Years ago a parishioner who was not a Catholic but who was at Mass every Sunday with his family told me what he expected and hoped for from a Sunday sermon. He said ‘I want to be challenged even to take one step, even one baby step, beyond where I was when I walked into the church. I want to be challenged to be a better man, a better husband, a better father.
These series of teachings we hear in today’s gospel offer each one of us such a challenge. We hear these same challenges year after year, gospel reading after gospel reading. The question is have we accepted the challenge?

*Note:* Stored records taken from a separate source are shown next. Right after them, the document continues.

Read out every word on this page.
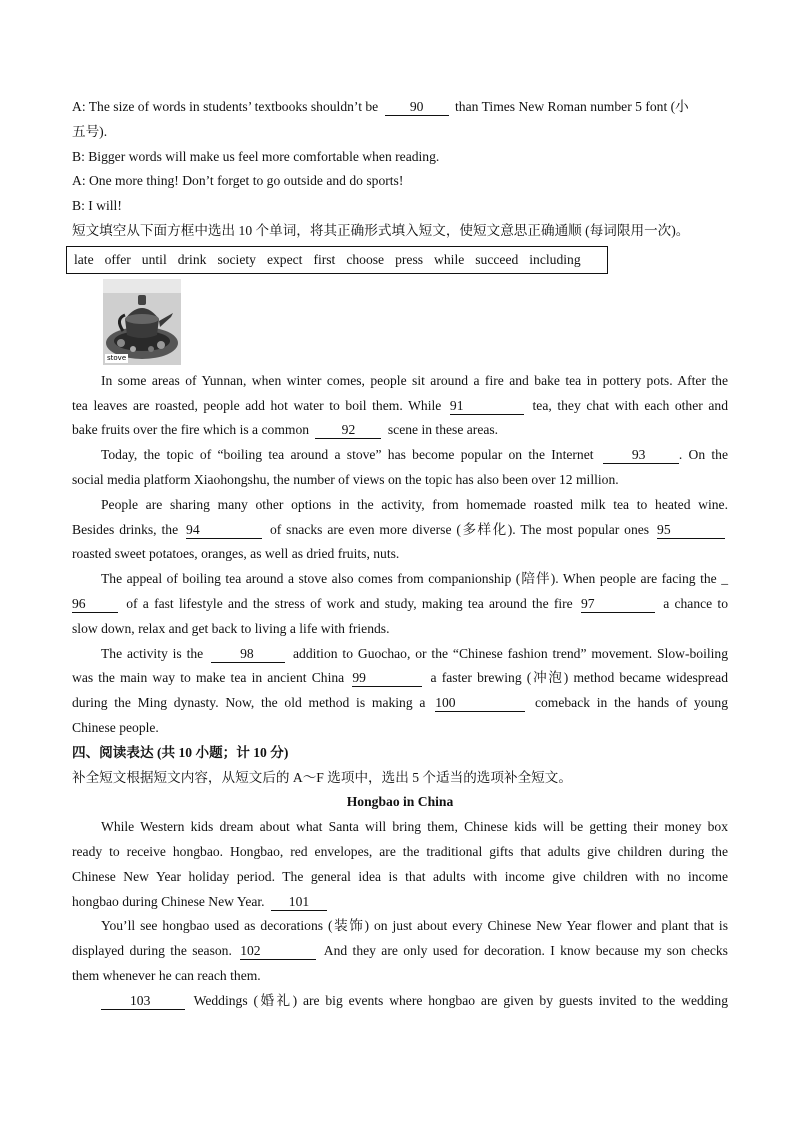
A: The size of words in students’ textbooks shouldn’t be 90 than Times New Roman number 5 font (小
五号).
B: Bigger words will make us feel more comfortable when reading.
A: One more thing! Don’t forget to go outside and do sports!
B: I will!
短文填空从下面方框中选出 10 个单词，将其正确形式填入短文，使短文意思正确通顺 (每词限用一次)。
late offer until drink society expect first choose press while succeed including
stove
In some areas of Yunnan, when winter comes, people sit around a fire and bake tea in pottery pots. After the
tea leaves are roasted, people add hot water to boil them. While 91	tea, they chat with each other and
bake fruits over the fire which is a common 92 scene in these areas.
Today, the topic of “boiling tea around a stove” has become popular on the Internet	93 . On the
social media platform Xiaohongshu, the number of views on the topic has also been over 12 million.
People are sharing many other options in the activity, from homemade roasted milk tea to heated wine.
Besides drinks, the 94	of snacks are even more diverse (多样化). The most popular ones 95
roasted sweet potatoes, oranges, as well as dried fruits, nuts.
The appeal of boiling tea around a stove also comes from companionship (陪伴). When people are facing the _
96	of a fast lifestyle and the stress of work and study, making tea around the fire 97	a chance to
slow down, relax and get back to living a life with friends.
The activity is the	98	addition to Guochao, or the “Chinese fashion trend” movement. Slow-boiling
was the main way to make tea in ancient China 99	a faster brewing (冲泡) method became widespread
during the Ming dynasty. Now, the old method is making a 100	comeback in the hands of young
Chinese people.
四、阅读表达 (共 10 小题；计 10 分)
补全短文根据短文内容，从短文后的 A～F 选项中，选出 5 个适当的选项补全短文。
Hongbao in China
While Western kids dream about what Santa will bring them, Chinese kids will be getting their money box
ready to receive hongbao. Hongbao, red envelopes, are the traditional gifts that adults give children during the
Chinese New Year holiday period. The general idea is that adults with income give children with no income
hongbao during Chinese New Year. 101
You’ll see hongbao used as decorations (装饰) on just about every Chinese New Year flower and plant that is
displayed during the season. 102	And they are only used for decoration. I know because my son checks
them whenever he can reach them.
103	Weddings (婚礼) are big events where hongbao are given by guests invited to the wedding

An eye for an eye, a tooth for a tooth was taught to prevent an individual wrong from developing into a tribal feud. Keep it one on one. But Jesus challenges us to not to respond in kind to any hurt or slight, but to be willing to work things out with people who abuse our good will, people who take advantage of us in business. Jesus challenges us to show those who wrong us cheat us that we will not be lowered to their level, that we and they are meant for better things. Are we willing to accept his challenge to move on and be free of the burdens of resentment and ill will?
Love your enemies and those who do you harm. That’s always been a hard one. Doesn’t ‘don’t get angry get even’ sound better? What do we gain by bearing grudges and resentments year after year? I forget who is supposed to have said, ‘I destroy my enemies by making them my friends. Can we take even a baby step and move beyond our grudges and memories of past hurts that only wear down and even wear us out? Aren’t we meant for better things?
Be prefect as your heavenly father is perfect. The word perfect for us means faultless. This we are not. Our heavenly father makes his sun rise on the evil and on the good and sends his rain on the righteous and the unrighteous.
The same sun shines on all of us, the same rain falls on all of us the difference is in how we accept these gifts of sun and rain. Think of communities hit by what we call natural disasters – we see neighbourhoods wiped out by floods or tornados. Homes are destroyed, livelihoods wiped out, good people killed or seriously injured. In the midst of all this we see neighbour helping neighbour, stranger being there for stranger. These things can and often do, bring out the best in people.
Jesus’s Sermon on the Mount is a challenge to each one of us to take the road less travelled. The less travelled road is a road so different from the one we so often walk that leads to getting even, getting back at those who have wronged us, a road on which we don’t forgive and we don’t forget.
Will we that take the road that leads us to a life of loving and forgiving those who have wronged us in any way. A road less travelled on which we meet and can care for the poor, hungry, homeless of our own little worlds. This less travelled road brings us into the kingdom of God and fellow ship with Jesus our Christ. The question for all of us is, are we willing to take that one step along this road that moves us beyond where we were and who we were when we came to Mass this morning?